Businesses haven’t complained because they’ve never wanted to fight back. You can’t prosecute the attackers even if you find them, and admitting a breach may spook customers and even invite more attacks. So instead of fighting, we’ve just quietly taken the punches, and wished it all away. But wishing it away is like trying to reduce teen pregnancy by preaching abstinence.

Two years ago I watched a TED audience cheer Ralph Langner for exposing the Stuxnet worm that our government developed to retard Iran’s nuclear weapons program. It was as if the US and Israel had invented malware. Somehow, it was evil for us to use cyberspace to stop the most vitriolic, warmongering fundamentalist on our planet from making nuclear bombs. Because cyber is “unconventional”, we somehow consider it to be just as taboo to use as nuclear and chemical weapons.
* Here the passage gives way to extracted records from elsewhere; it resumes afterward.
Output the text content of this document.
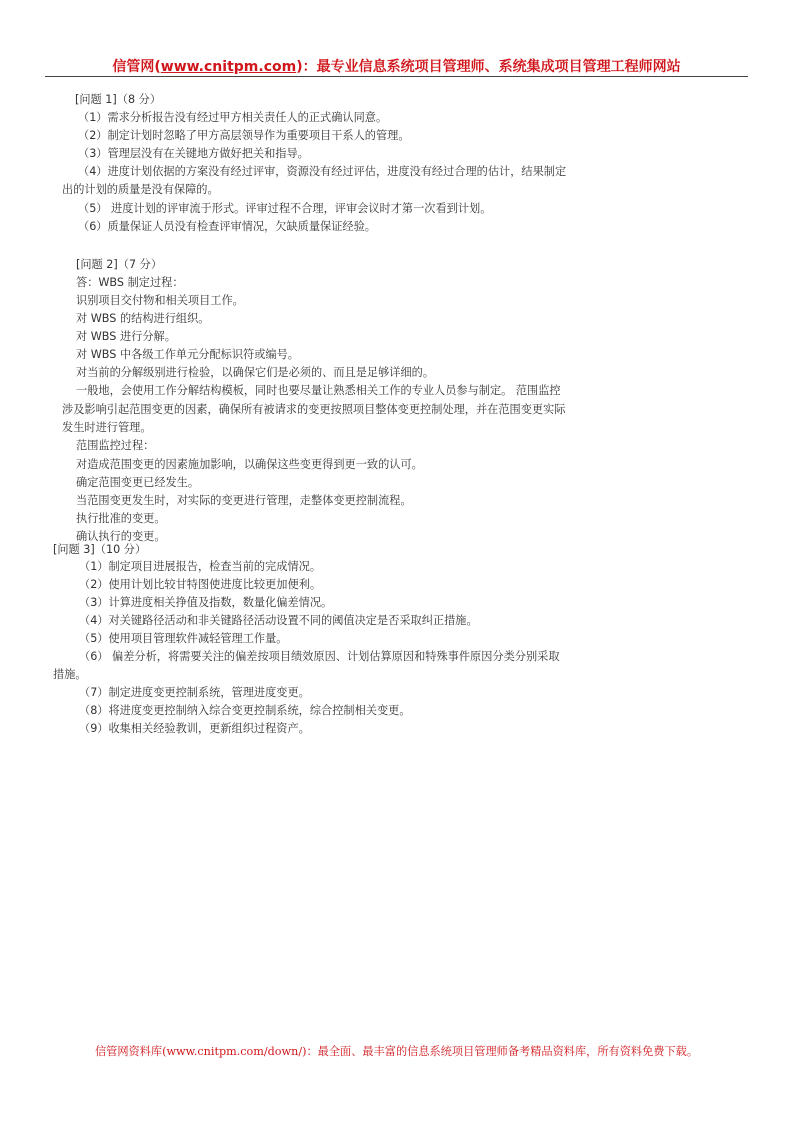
信管网(www.cnitpm.com)：最专业信息系统项目管理师、系统集成项目管理工程师网站
[问题 1]（8 分）
（1）需求分析报告没有经过甲方相关责任人的正式确认同意。
（2）制定计划时忽略了甲方高层领导作为重要项目干系人的管理。
（3）管理层没有在关键地方做好把关和指导。
（4）进度计划依据的方案没有经过评审，资源没有经过评估，进度没有经过合理的估计，结果制定
出的计划的质量是没有保障的。
（5） 进度计划的评审流于形式。评审过程不合理，评审会议时才第一次看到计划。
（6）质量保证人员没有检查评审情况，欠缺质量保证经验。
[问题 2]（7 分）
答：WBS 制定过程：
识别项目交付物和相关项目工作。
对 WBS 的结构进行组织。
对 WBS 进行分解。
对 WBS 中各级工作单元分配标识符或编号。
对当前的分解级别进行检验，以确保它们是必须的、而且是足够详细的。
一般地，会使用工作分解结构模板，同时也要尽量让熟悉相关工作的专业人员参与制定。 范围监控
涉及影响引起范围变更的因素，确保所有被请求的变更按照项目整体变更控制处理，并在范围变更实际
发生时进行管理。
范围监控过程：
对造成范围变更的因素施加影响，以确保这些变更得到更一致的认可。
确定范围变更已经发生。
当范围变更发生时，对实际的变更进行管理，走整体变更控制流程。
执行批准的变更。
确认执行的变更。
[问题 3]（10 分）
（1）制定项目进展报告，检查当前的完成情况。
（2）使用计划比较甘特图使进度比较更加便利。
（3）计算进度相关挣值及指数，数量化偏差情况。
（4）对关键路径活动和非关键路径活动设置不同的阈值决定是否采取纠正措施。
（5）使用项目管理软件减轻管理工作量。
（6） 偏差分析，将需要关注的偏差按项目绩效原因、计划估算原因和特殊事件原因分类分别采取
措施。
（7）制定进度变更控制系统，管理进度变更。
（8）将进度变更控制纳入综合变更控制系统，综合控制相关变更。
（9）收集相关经验教训，更新组织过程资产。
信管网资料库(www.cnitpm.com/down/)：最全面、最丰富的信息系统项目管理师备考精品资料库，所有资料免费下载。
Meanwhile, the NY Times reported this morning that, “Hackers Find China is a Land of Opportunity.” Not only has China allegedly hacked Google and Evernote to spy on its citizens, but it has funded massive efforts to steal information valuable to economies and national security. Attacks on our banks, utilities, and defense contractors can be traced back to units in the Chinese military. We even know what building they’re in.

I do not advocate the theft of IP for economic gain, but as cyber war rages on around us, I predict that Americans will come to appreciate that cyber operations can achieve our military and intelligence objectives far better than bullets and bombs. Cyber weapons are faster, more effective, safer, and orders magnitude cheaper than kinetic weapons. Stuxnet penetrated where missiles cannot.

Indeed, the stigma associated with offensive cyber activity is breaking down, now that cyber attacks have exploded in frequency and scale. The banks are now asking the Feds to join the fight, so DHS, FBI and NSA are trying to figure out how to collaborate, without going to jail themselves for hacking or disclosing classified data.

 "America's economic prosperity in the 21st century will depend on cybersecurity… Protecting this infrastructure will be a national security priority. "
- President Obama

This sea change presents great opportunities for startups to build a new ecosystem of cyber capabilities that actively defend our nation, and support our military and intelligence objectives. We’ve got the best security experts in the world. New startups are enabling the exchange of threat data, using honeypots to collect counter intelligence on foreign hackers, and deploying HADOOP clusters to track botnets. They even develop exploits around newly discovered vulnerabilities to deliver offensive payloads.

Over the next five years, our nation will embrace the capabilities of American hackers to fight back in cyberspace, securing our economy and our lives. Our Defense Department will need fewer bombers, missiles and destroyers, leading to a Cyber Dividend that will fund healthcare, education and debt reduction.